The videos can be viewed below at no cost via the links to http://www.lifeonterra.com, or you can buy a $6 DVD from BackPackingLight.com. One of the editors at BackpackingLight was a victim of this avalanche, so they have priced it low with free shipping to get this info into the hands of as many outdoors enthusiasts as possible. Their hope is to save a life.

Part One of A Dozen More Turns

Part Two of A Dozen More Turns

Part Three of A Dozen More Turns

A follow up story about one of the skiers involved can be found at http://sports.espn.go.com/espn/news/story?id=2729478.
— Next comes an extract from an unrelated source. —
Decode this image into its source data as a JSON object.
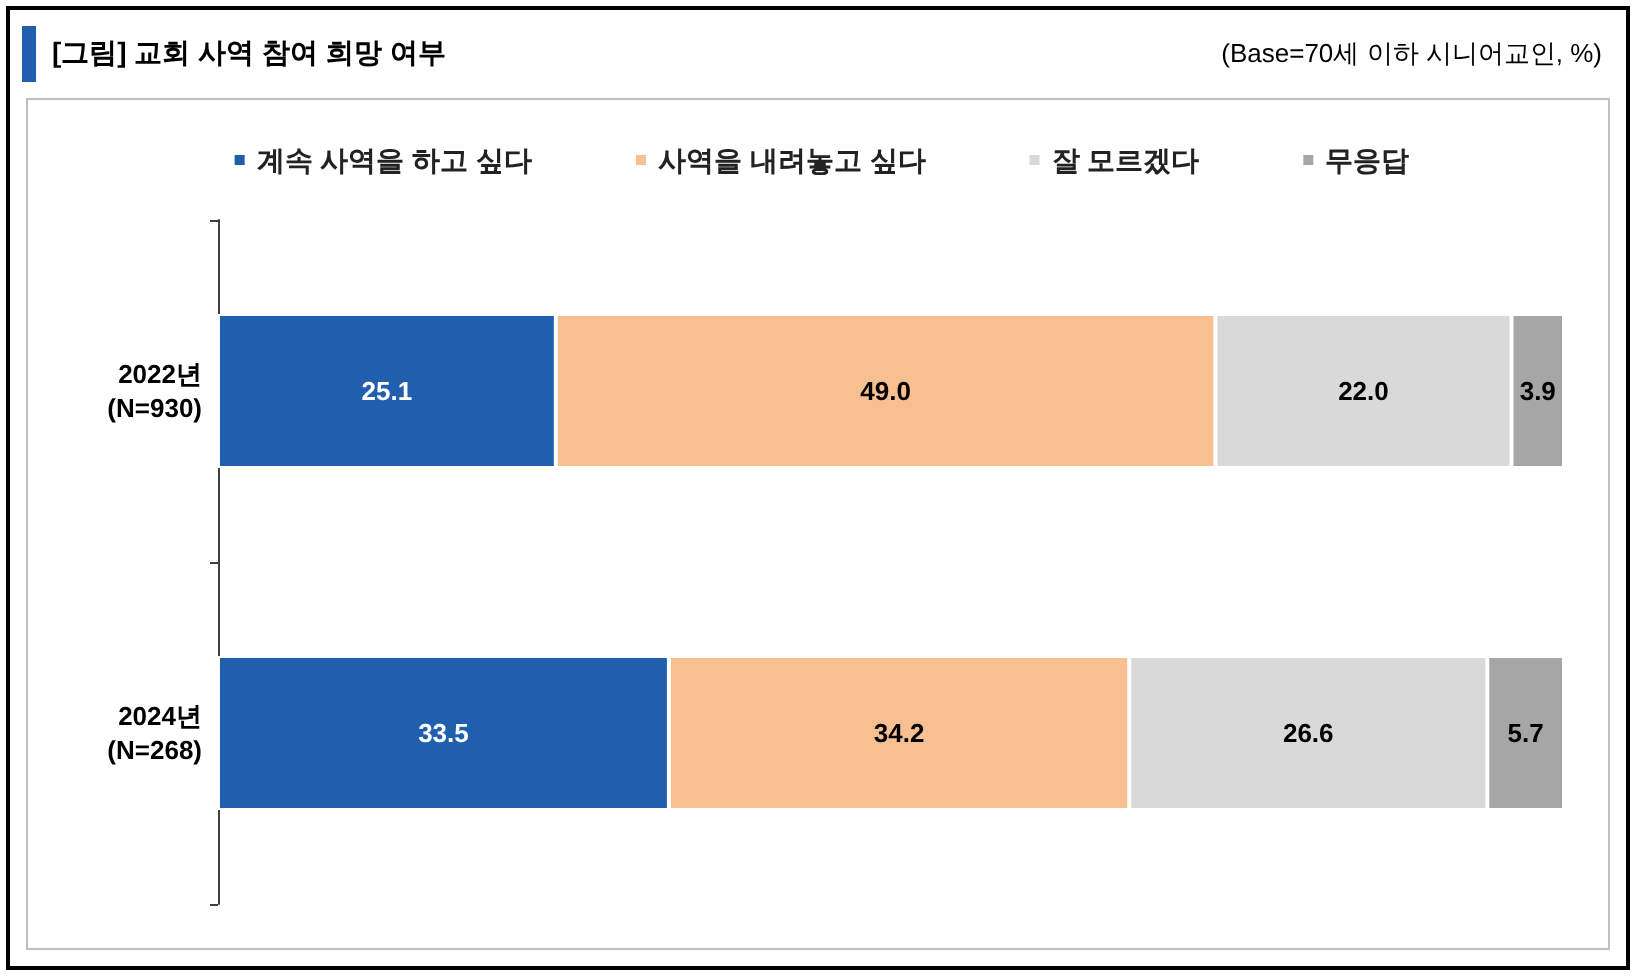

From the DVD cover: “A Dozen More Turns, a film by Amber Seyler, is a documentary about backcountry skiing, avalanches and how the “human factor” – non-scientific, emotionally-spurred miscalculations – can have dire consequences. Based on a true story about five friends, experienced outdoorsmen who collectively possessed significant avalanche training & expertise, who venture off on a multi-day hut trip in southwestern Montana. The film powerfully depicts how their pursuit of powder and desire eek out a few extra turns ends up costing one man his life, while his best friend loses a leg in the accident.”